The CAST report is quite important in shedding light on the code itself. As explained in various posts in this blog, this transition from the process to its output is of paramount importance. Proficiency in the software process is a bit allusive. The ‘proof of the pudding’ is in the output of the software process. The ability to measure code quality enables effective governance of the software process. Moreover, Statistical Process Control methods can be applied to samples of technical debt readings. Such application is most helpful in striking a good balance in ‘stopping the line’ – neither too frequently nor too rarely.

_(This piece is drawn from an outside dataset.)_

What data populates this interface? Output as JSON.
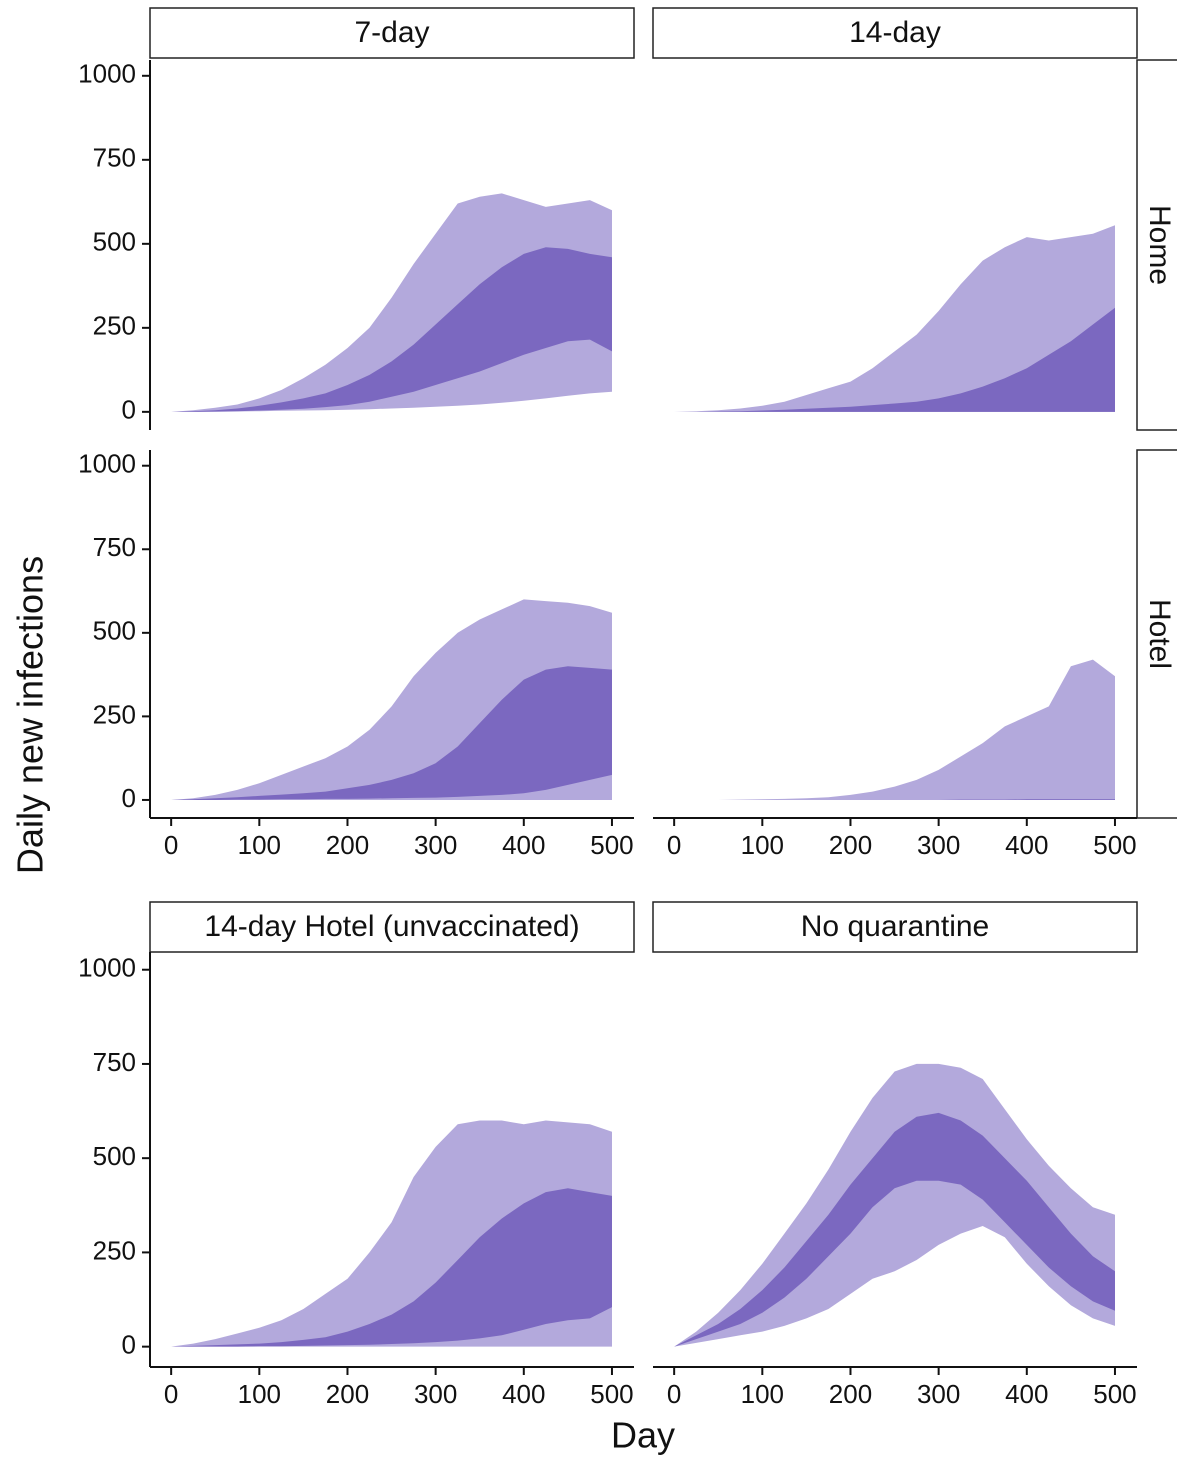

According to CAST’s report, the average technical debt per line of code across all application is $2.82.  This figure, depressing that it might be, is reasonably consistent with quick eyeballing of Nemo. The figure is somewhat lower than the average technical debt figure reported recently by Cutter for a sample of the Cassandra code. (The difference is probably attributable to the differences in sample sizes between the two studies). What the data means is that the average business application in the CAST study is saddled with over $1M in technical debt!

An intriguing finding in the CAST report is the impact of size on the quality of COBOL applications.  This finding is demonstrated in Figure 1. It has been quite a while since I last saw such a dramatic demonstration of the correlation between size and quality (again, for COBOL applications in the CAST study).

Source: First Annual CAST Worldwide Application Software Quality Study – 2010

One other intriguing findings in the CAST study is that “application in government sector show poor changeability.” CAST hypothesizes that the poor changeability might be due to higher level of outsourcing in the government sector compared to the private sector. As pointed out by Amy Thorne in a recent comment posted in The Agile Executive, it might also be attributable to the incentive system:

… since external developers often don’t maintain the code they write, they don’t have incentives to write code that is low in technical debt…

Congratulations to Vincent Delaroche, Dr. Bill Curtis, Lev Lesokhin and the rest of the CAST team. We as an industry need more studies like this!